Die Liebe zum Wein teilen Mensch und Tier

Die Liebe zum Wein teilen Mensch und Tier

Neef an der Mosel
Neef an der Mosel

Die Moselregion ist ein Touristenmagnet und Ursprung der zum Teil besten Weine Deutschlands. Der Riesling begeistert Genießer auf der ganzen Welt. Um ihn in den Steillagen herzustellen, ist viel Wissen und vor allem harte Arbeit gefragt. Trauben und Reben sind allerdings auch bei Wildtieren äußerst beliebt und das macht den Winzern zu schaffen. Jedes Jahr stehen sie daher vor einer riesigen Herausforderung: Sie müssen die Weinberge vor Wildschweinen, Rehen und Muffelwild schützen.

Elektrozäune sollen Wildtiere vom Weinberg fernhalten.
Elektrozäune sollen Wildtiere vom Weinberg fernhalten.

Hans-Peter Amlinger ist einer der größten Winzer an der Terassenmosel. Sein Weingut „Amlinger und Sohn“ in Neef ist gut 130 Jahre alt, die Tradition des Weinanbaus in der Familie geht sogar bis ins 15. Jahrhundert zurück. Wenn er nicht im Weinberg arbeitet, Touristen durch den Keller führt oder launige Weinproben abhält, ist er als Vorsitzender der Jagdgenossenschaft Neef zuständig für Abschusspläne, Wildschäden und die Organisation von Drück- und Treibjagden.

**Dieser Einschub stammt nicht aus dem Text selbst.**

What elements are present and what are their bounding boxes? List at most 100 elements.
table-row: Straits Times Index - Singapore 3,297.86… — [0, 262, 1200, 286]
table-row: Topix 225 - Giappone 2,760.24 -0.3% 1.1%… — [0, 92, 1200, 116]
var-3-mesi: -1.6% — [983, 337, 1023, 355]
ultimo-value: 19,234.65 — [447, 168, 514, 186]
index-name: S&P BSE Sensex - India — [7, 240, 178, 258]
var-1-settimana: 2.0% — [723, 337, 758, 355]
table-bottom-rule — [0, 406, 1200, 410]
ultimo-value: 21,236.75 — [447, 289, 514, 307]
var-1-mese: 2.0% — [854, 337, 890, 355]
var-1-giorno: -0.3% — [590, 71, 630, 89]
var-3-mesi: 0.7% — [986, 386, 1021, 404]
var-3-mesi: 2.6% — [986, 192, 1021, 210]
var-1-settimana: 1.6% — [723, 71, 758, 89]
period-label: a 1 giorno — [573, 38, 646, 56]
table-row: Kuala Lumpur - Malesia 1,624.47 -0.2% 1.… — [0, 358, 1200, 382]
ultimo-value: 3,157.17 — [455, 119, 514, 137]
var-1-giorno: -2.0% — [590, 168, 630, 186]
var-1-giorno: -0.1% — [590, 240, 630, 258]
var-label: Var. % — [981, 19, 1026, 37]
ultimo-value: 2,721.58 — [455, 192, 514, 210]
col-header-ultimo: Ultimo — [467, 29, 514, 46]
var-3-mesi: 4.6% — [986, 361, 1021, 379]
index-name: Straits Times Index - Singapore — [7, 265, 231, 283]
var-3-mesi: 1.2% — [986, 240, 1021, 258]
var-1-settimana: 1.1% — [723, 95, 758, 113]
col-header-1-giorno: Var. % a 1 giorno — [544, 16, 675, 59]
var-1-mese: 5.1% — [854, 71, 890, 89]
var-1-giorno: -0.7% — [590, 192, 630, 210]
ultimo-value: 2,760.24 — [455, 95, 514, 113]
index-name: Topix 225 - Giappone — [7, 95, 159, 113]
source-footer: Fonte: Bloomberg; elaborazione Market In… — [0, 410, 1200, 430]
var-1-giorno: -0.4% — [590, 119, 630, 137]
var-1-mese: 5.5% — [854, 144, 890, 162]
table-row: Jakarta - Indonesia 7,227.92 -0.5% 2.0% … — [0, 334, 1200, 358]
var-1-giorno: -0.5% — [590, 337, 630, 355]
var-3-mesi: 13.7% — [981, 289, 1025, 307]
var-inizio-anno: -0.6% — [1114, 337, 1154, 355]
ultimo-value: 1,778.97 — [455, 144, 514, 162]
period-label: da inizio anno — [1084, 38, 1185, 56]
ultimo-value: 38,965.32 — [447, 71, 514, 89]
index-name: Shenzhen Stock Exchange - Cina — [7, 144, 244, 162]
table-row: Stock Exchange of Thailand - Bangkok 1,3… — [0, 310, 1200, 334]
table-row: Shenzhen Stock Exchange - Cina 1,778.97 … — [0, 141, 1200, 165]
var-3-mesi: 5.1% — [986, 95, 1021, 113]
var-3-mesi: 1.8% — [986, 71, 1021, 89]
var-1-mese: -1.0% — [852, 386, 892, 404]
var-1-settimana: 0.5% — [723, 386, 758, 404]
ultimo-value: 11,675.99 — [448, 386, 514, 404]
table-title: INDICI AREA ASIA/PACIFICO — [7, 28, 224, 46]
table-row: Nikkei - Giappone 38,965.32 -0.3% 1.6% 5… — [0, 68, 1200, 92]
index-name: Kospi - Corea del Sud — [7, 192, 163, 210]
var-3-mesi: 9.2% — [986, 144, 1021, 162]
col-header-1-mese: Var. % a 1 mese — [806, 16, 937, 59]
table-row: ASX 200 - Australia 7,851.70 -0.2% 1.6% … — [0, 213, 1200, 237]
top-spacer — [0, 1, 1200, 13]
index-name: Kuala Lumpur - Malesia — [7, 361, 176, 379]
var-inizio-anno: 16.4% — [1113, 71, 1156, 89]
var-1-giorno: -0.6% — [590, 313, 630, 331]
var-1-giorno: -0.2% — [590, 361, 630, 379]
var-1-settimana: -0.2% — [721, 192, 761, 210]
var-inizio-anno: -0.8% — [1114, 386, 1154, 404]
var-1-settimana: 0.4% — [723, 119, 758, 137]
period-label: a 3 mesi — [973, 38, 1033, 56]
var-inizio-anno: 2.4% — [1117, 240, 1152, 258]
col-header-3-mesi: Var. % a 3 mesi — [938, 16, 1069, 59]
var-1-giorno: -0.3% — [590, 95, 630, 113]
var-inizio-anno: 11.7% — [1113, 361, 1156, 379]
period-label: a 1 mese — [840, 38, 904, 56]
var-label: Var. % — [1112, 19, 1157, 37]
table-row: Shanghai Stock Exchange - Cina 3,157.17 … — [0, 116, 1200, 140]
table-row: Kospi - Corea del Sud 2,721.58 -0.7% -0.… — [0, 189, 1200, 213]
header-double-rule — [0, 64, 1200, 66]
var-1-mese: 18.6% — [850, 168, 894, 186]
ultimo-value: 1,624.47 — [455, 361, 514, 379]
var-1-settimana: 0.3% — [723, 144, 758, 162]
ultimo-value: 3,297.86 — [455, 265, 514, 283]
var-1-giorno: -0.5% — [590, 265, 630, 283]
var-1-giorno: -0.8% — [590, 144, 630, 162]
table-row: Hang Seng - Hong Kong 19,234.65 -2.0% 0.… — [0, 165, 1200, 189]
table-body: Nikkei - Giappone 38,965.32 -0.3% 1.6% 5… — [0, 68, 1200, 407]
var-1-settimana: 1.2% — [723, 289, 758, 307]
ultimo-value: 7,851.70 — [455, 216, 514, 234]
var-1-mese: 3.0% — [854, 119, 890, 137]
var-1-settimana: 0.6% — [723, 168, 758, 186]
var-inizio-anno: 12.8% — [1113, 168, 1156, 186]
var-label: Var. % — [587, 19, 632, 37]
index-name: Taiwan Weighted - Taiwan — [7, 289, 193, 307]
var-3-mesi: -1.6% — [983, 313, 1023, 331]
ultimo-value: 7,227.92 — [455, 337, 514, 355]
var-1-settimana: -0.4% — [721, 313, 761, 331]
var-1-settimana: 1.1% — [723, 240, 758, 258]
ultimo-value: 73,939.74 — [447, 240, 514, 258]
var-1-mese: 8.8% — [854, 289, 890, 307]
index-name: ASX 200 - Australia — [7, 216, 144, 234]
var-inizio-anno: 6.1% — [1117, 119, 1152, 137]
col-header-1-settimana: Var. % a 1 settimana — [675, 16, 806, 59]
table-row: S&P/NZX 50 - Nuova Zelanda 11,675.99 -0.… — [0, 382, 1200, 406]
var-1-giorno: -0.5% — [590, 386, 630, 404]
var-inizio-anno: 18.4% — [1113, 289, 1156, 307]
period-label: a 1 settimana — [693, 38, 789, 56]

Diese sind an der Mosel vor allem wichtig, um die Schäden an den Weinbergen zu reduzieren. Denn auch Wildtiere lieben den Wein. „Das Rehwild frisst im Frühjahr die jungen Triebe und im Herbst die reifen Trauben. Das Schwarzwild lässt sich nur die reifen Trauben schmecken“, sagt Amlinger. Neben der Jagd setzen die Winzer der Region vor allem auf elektronische Schutzzäune. Wer einmal durch die Weinberge spaziert, sieht sie überall. „Wenn wir uns damit nicht schützen würden, lägen die Schäden mindestens bei 30 bis 40.000 Euro pro Jahr.“ Aber auch die Schutzzäune halten die Tiere nicht immer ab und sie sind sehr arbeitsintensiv. Ein Kontakt mit dem Boden und der Strom ist weg. Deshalb muss das Gras rund um die Zäune fast wöchentlich geschnitten werden.

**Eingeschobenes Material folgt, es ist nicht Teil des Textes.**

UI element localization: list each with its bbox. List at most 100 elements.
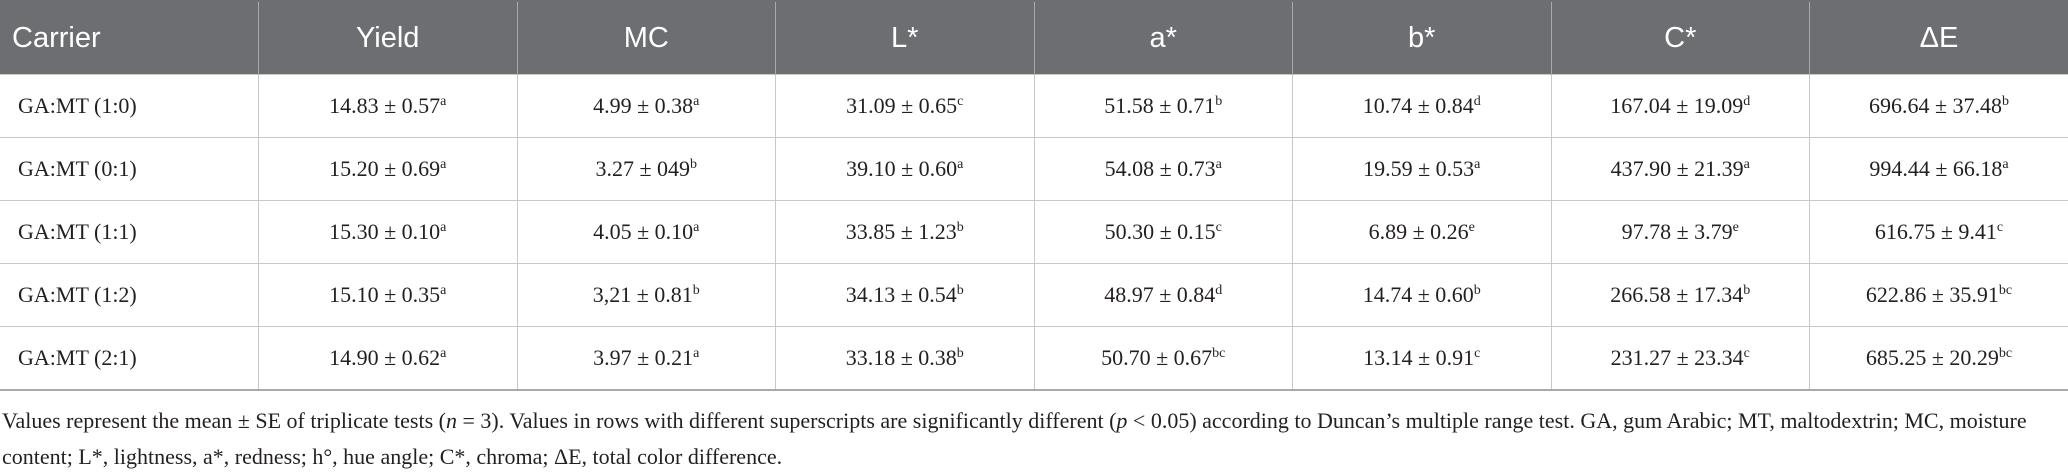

Die „Kamikaze-Bache“ macht den Weg in den Weinberg frei

Fast schon mit Bewunderung spricht Hans-Peter Amlinger von der Schlauheit der Wildschweine. „Die Tiere lernen unglaublich schnell dazu und lassen sich immer wieder etwas Neues einfallen. Wir haben schon beobachtet, dass die Bache wie ein ‚Kamikaze-Krieger‘ in den Elektrozaun rennt. Sobald der dann den Boden berührt ist der Strom weg und die Rotte kann unbeschadet in den Weinberg laufen.“ Aber auch den Drückjagden gehen einige Tiere geschickt aus dem Weg. „Bei einer Treibjagd ist es vorgekommen, dass es einer Rotte Schwarzwild zu laut und ungemütlich wurde. Sie ist dann kurzerhand bei unserer Weinlage Frauenberg in die Mosel geflüchtet, auf die andere Seite geschwommen und ohne Hast im Bremmer Calmont verschwunden.“

Trotz aller Bewunderung – um Schäden zu vermeiden führt an der Jagd kein Weg vorbei. Das ist in den steilen Hängen der Mosel aber gar nicht so einfach. Im Weinberg selbst kann kaum gejagt werden. Durch die Reihen gibt es keine gute Sicht, der Steinboden sorgt für gefährliche Querschläger, ein ordentlicher Kugelfang ist vor allem bergab nicht gegeben und durch die vielen Touristen kann eine Gefährdung für Menschen nicht ausgeschlossen werden. Daher setzen die Jäger an der Mosel oder in anderen Weinbauregionen besonders auf gemeinsame Drück- und Treibjagden in angrenzenden Waldgebieten. „Bei uns im Revier, 550 Hektar, sind dabei rund 110 Schützen im Einsatz“, sagt Hans-Peter Amlinger. „Treiber mit Hundemeuten unterstützen die Jagd und scheuchen das Wild in sichere Schusspositionen hinein. Weil parallel auch die anderen Reviere intensiv bejagt werden, konnten wir die Schäden auf ein erträgliches Maß reduzieren.“

Vollkommen frei von Schäden werden die Winzer aber mit Sicherheit niemals sein. Dafür sind vor allem die Wildschweine zu schlau und der Wein bzw. die Trauben zu lecker!